Greenpeace considered the ban significant and was sending the Rainbow Warrior to help celebrate with New Zealanders.
Called the Oil Free Seas tour, the ship will travel around the country. Simcock said as well as celebrating the oil win, Greenpeace and the Rainbow Warrior crew would hold events in communities about New Zealand's transition to clean energy.
"New Zealand has led the world on climate action with the ban on new offshore oil and gas permits, but our work has only just started. Despite the climate crisis and the obvious need to rapidly wean ourselves off dirty energy, oil companies with existing licences to explore and drill could still have a presence here for decades to come," she said.

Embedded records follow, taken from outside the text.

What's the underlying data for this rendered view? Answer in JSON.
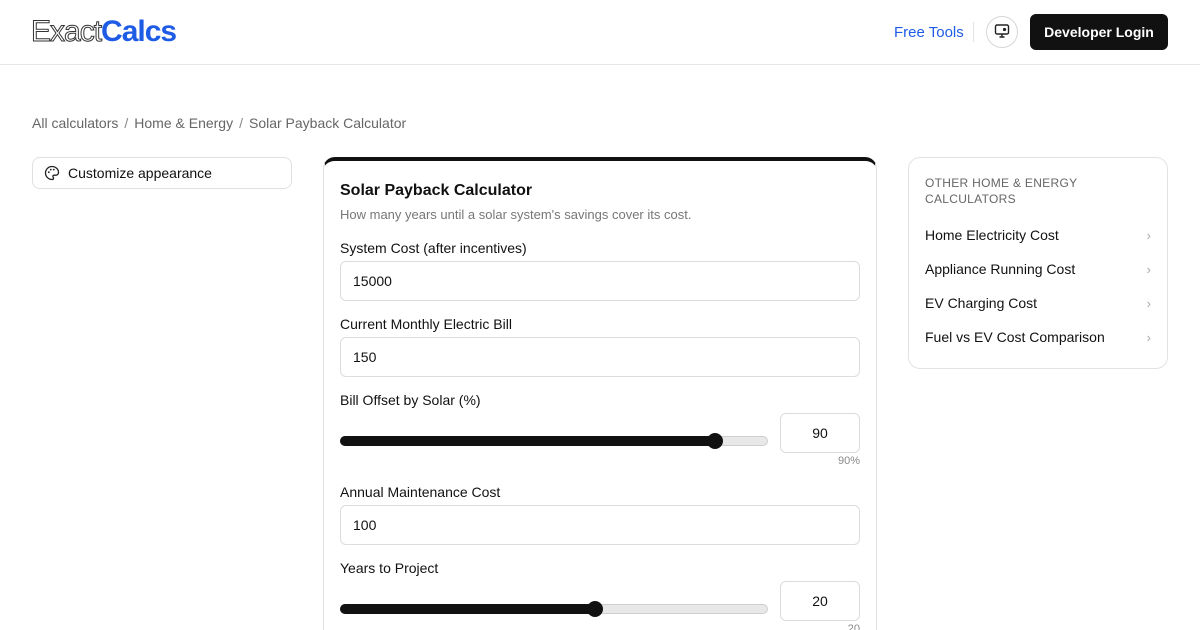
{
  "header": {
    "logo_thin": "Exact",
    "logo_bold": "Calcs",
    "free_tools": "Free Tools",
    "theme_icon": "monitor-icon",
    "login": "Developer Login"
  },
  "breadcrumb": {
    "items": [
      "All calculators",
      "Home & Energy",
      "Solar Payback Calculator"
    ],
    "separator": "/"
  },
  "customize": {
    "icon": "palette-icon",
    "label": "Customize appearance"
  },
  "calculator": {
    "title": "Solar Payback Calculator",
    "subtitle": "How many years until a solar system's savings cover its cost.",
    "fields": {
      "system_cost": {
        "label": "System Cost (after incentives)",
        "value": "15000"
      },
      "monthly_bill": {
        "label": "Current Monthly Electric Bill",
        "value": "150"
      },
      "bill_offset": {
        "label": "Bill Offset by Solar (%)",
        "value": "90",
        "caption": "90%",
        "fraction": 0.875
      },
      "maintenance": {
        "label": "Annual Maintenance Cost",
        "value": "100"
      },
      "years": {
        "label": "Years to Project",
        "value": "20",
        "caption": "20",
        "fraction": 0.595
      }
    }
  },
  "sidebar": {
    "heading": "Other Home & Energy Calculators",
    "items": [
      {
        "label": "Home Electricity Cost"
      },
      {
        "label": "Appliance Running Cost"
      },
      {
        "label": "EV Charging Cost"
      },
      {
        "label": "Fuel vs EV Cost Comparison"
      }
    ],
    "chevron": "›"
  },
  "colors": {
    "brand": "#1f5ce6",
    "dark": "#111111",
    "muted": "#777777"
  }
}
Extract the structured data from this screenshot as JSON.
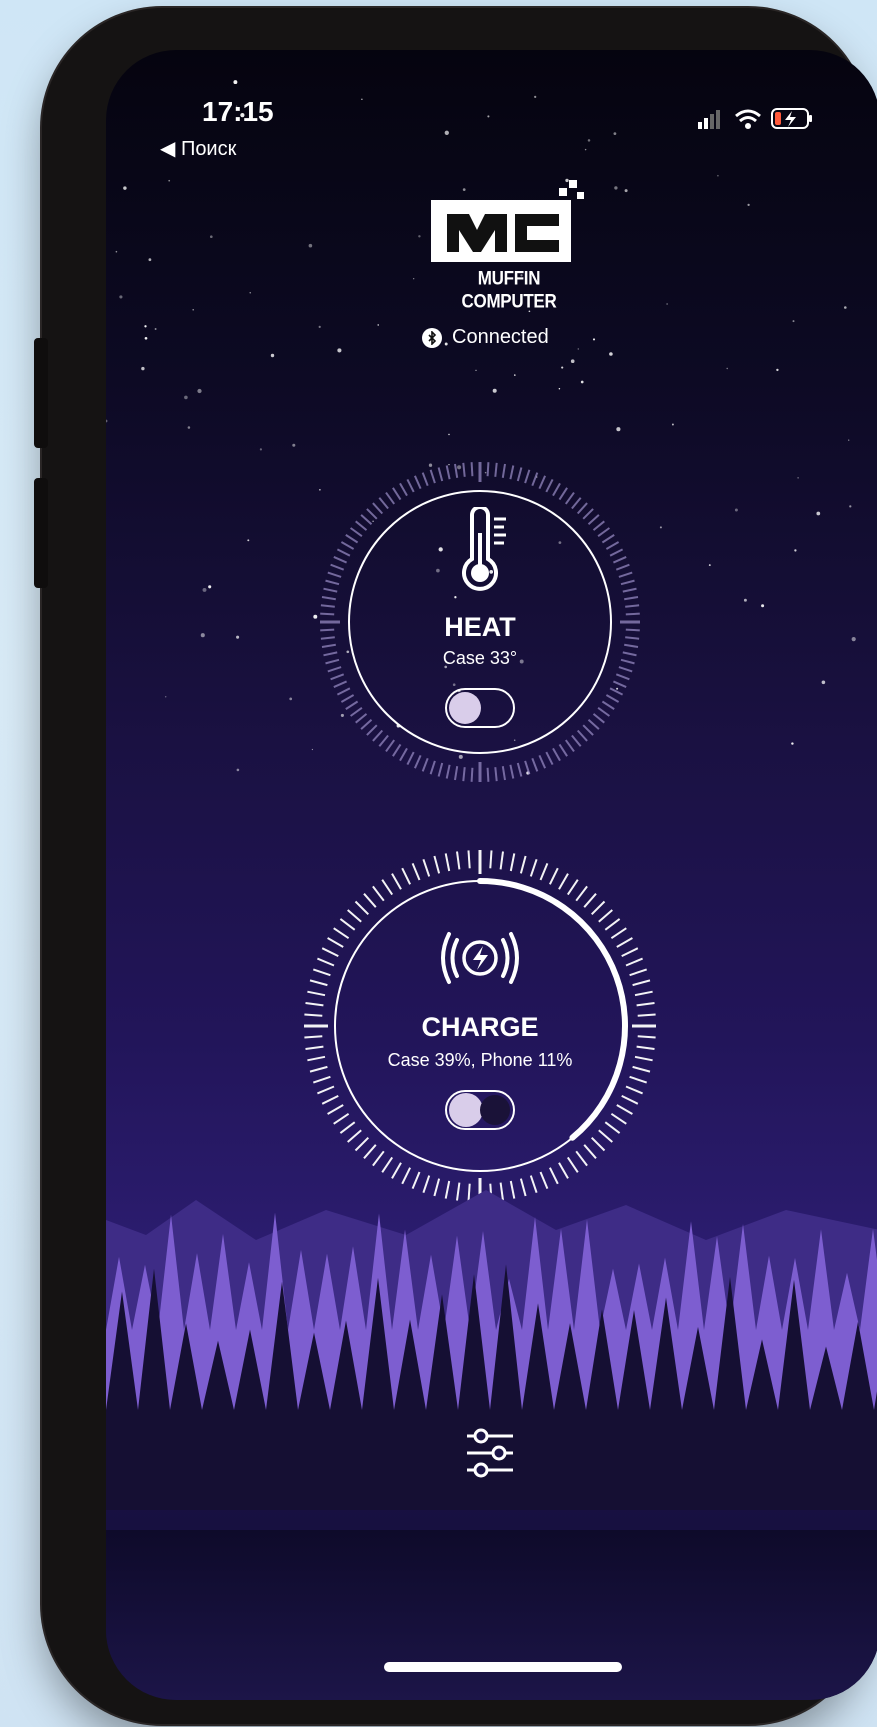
{
  "status_bar": {
    "time": "17:15",
    "back_label": "◀ Поиск"
  },
  "brand": {
    "logo_letters": "MC",
    "name": "MUFFIN COMPUTER"
  },
  "connection": {
    "status": "Connected"
  },
  "heat": {
    "title": "HEAT",
    "subtitle": "Case 33°",
    "enabled": false
  },
  "charge": {
    "title": "CHARGE",
    "subtitle": "Case 39%, Phone 11%",
    "enabled": true,
    "progress": 0.39
  },
  "colors": {
    "accent": "#d9cdea",
    "background_top": "#05040f",
    "background_mid": "#22155a",
    "mountain_far": "#5b3fb3",
    "trees": "#8b6bd9"
  },
  "icons": {
    "heat": "thermometer-icon",
    "charge": "wireless-charge-icon",
    "settings": "sliders-icon",
    "bluetooth": "bluetooth-icon",
    "signal": "signal-icon",
    "wifi": "wifi-icon",
    "battery": "battery-charging-icon"
  }
}
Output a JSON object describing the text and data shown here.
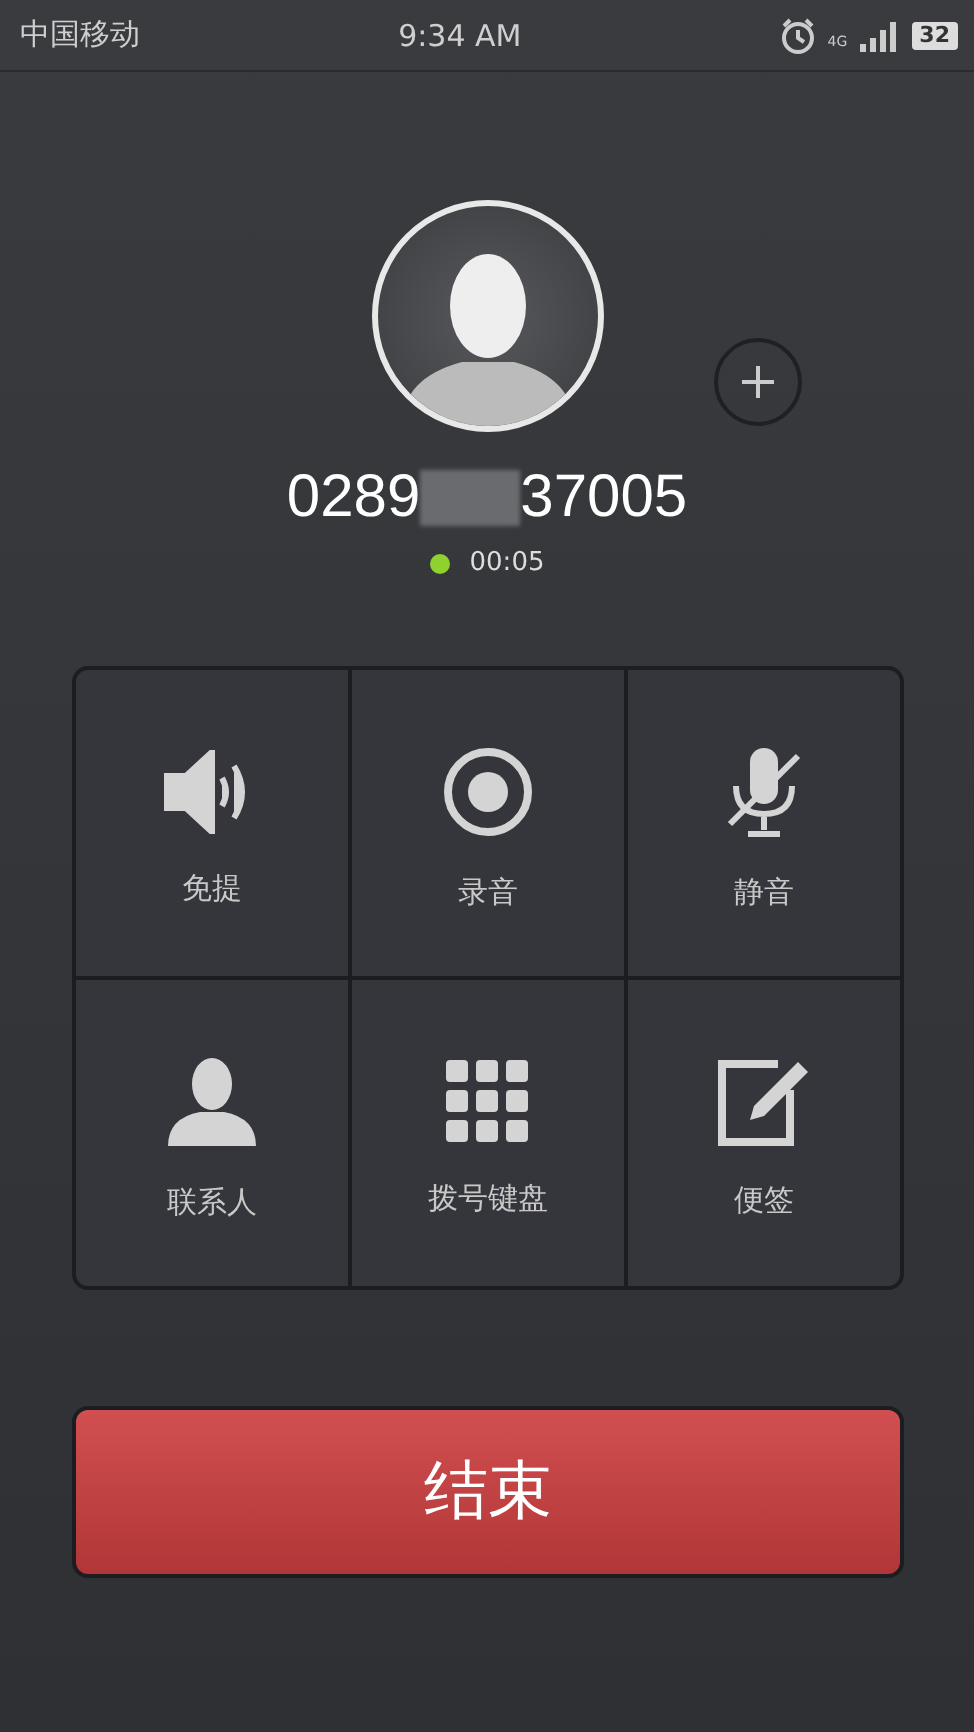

"We're in the midst of a new age of technology, and clean energy is our trump card in the fight against climate change.
"By making significant investment in a new clean and smart electricity system for New Zealand, we could make dirty energy obsolete quite quickly. New Zealand could be an oil-free nation."
Matauri Bay was the final resting place of the original Rainbow Warrior, which was bombed in 1985 by the French Secret Service in retaliation for protests against France's Pacific nuclear testing programme.
In 1987, New Zealand became the first country in the world to declare itself nuclear free.